Man kann nicht gerade sagen, dass die Menschen dort ihr Leben geniessen. Wir hören von Misshandlungen durch Rebellengruppen. In manchen Regionen sind islamistische Gruppierungen an der Macht, die von der christlichen Bevölkerung „Dschizya“ verlangen – das ist eine Zwangssteuer für „Ungläubige“, eine Art „Schutzgeld“. Die Christen und alle anderen Nicht-Muslime sind in diesen Regionen heute Bürger zweiter Klasse. Ein Bischof sagte mir, dass er Geld von den Wohlhabenden sammelt, um das Leben der ärmeren Christen zu retten. Das alles ist sehr traurig. Um nicht missverstanden zu werden: Ich sage nicht, dass das Regime im Recht ist. Nein, das Regime ist totalitär, eine Diktatur und muss deshalb geändert werden. Aber es ist bis jetzt völlig unklar, was danach kommt. Denn wir wissen nicht einmal, wer in Syrien gegen wen und für was kämpft. Diese Unsicherheit stützt das Regime und hält viele Menschen davon ab, die Rebellen zu unterstützen.

Aber sind die islamistischen Kräfte unter den Rebellen nicht eher eine extremistische Minderheit?

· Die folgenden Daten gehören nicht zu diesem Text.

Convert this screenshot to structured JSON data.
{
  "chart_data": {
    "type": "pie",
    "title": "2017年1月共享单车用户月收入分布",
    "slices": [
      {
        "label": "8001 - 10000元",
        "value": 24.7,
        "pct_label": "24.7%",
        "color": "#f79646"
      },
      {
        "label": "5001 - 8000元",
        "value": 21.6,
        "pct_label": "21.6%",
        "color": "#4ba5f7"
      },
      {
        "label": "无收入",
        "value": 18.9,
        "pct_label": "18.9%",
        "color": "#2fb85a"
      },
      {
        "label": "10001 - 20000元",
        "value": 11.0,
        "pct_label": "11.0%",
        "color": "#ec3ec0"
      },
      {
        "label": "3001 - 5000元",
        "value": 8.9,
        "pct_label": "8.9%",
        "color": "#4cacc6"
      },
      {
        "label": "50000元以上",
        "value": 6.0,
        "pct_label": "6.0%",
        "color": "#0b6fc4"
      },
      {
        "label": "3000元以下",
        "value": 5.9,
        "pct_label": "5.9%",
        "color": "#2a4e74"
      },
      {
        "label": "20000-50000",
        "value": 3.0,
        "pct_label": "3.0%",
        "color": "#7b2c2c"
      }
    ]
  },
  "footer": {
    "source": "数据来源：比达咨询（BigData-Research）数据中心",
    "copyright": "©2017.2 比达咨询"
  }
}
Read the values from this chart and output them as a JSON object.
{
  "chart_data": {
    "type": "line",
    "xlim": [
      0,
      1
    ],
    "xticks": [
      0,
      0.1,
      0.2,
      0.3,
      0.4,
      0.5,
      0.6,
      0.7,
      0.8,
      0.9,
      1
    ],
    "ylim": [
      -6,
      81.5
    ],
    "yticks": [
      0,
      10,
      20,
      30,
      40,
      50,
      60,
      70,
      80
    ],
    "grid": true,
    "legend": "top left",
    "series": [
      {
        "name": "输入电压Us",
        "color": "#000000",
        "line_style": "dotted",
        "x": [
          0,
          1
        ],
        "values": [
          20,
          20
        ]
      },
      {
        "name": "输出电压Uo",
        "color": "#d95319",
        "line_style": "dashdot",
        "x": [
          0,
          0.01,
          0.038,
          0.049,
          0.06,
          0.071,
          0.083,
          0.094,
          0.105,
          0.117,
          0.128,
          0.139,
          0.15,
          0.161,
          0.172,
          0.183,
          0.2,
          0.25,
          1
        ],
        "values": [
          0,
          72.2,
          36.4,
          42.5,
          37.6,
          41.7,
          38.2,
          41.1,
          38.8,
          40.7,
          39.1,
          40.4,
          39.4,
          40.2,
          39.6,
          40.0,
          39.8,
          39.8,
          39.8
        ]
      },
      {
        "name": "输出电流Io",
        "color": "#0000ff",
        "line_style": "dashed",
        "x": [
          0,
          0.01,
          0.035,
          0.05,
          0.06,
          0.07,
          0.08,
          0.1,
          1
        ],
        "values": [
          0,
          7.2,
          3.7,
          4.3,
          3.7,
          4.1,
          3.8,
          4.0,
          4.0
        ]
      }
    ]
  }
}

Wir wollen es hoffen, aber es muss nicht unbedingt eine Minderheit sein. Die Erfahrungen in Tunesien, Ägypten, Irak und Libyen haben uns gelehrt, dass jene, von denen der Westen dachte, dass es nur Minderheiten seien, in der Lage waren, die Macht an sich zu reissen und nun in der Regierung zu sitzen. In all diesen Ländern wissen wir ausserdem, dass die Bilanzen dieser islamistischen Regierungen furchtbar sind. Die Menschen in diesen Ländern führen heute ein noch miserableres Leben als vor dem „Arabischen Frühling“. Das heisst nicht, dass wir die noch bestehenden autoritären Regime beschützen sollten – aber der Wandel sollte doch bitte auf demokratischrechtsstaatlichen Grundlagen vor sich gehen und nicht aufgrund von religiösen Überzeugungen. Die Staatsbürgerschaft muss über der Religionszugehörigkeit stehen.

Einen derart blutigen Bürgerkrieg wie in Syrien hat der „Arabische Frühling“ bisher allerdings bei aller Kritik nicht hervorgebracht …

Wir konnten auch in Syrien beobachten, dass die Demonstrationen zunächst sehr friedlich und geordnet abliefen. Das war wunderbar! Die Menschen haben nicht gekämpft, egal wie sehr sie vom Regime angegriffen wurden. Doch genau diese gewalttätige Reaktion des Regimes auf die Demonstrationen hat die Proteste schliesslich zu Unruhen werden lassen. Heutzutage muss man leider sagen, dass der syrische Bürgerkrieg dschihadistische Züge trägt. So sollte es auf keinen Fall sein. Unter den Rebellen gibt es neben Muslimen auch Christen, aber seitdem das Ganze ein „Heiliger Krieg“ geworden ist, werden alle Nicht-Muslime vom Freiheitskampf des Volkes ausgeschlossen. Das ist eine Exklusion, und wir bräuchten eine Inklusion. Wir müssen unsere Augen öffnen. Es geht nicht darum, die Konfliktparteien in „diese“ und „jene“ einzuteilen. Aber wir müssen die feine Linie erkennen, die den einen Rebell vom anderen unterscheidet. Wir müssen mit der Opposition sprechen und ein neues Regime entwerfen, das alle Bürger annimmt und gleich behandelt.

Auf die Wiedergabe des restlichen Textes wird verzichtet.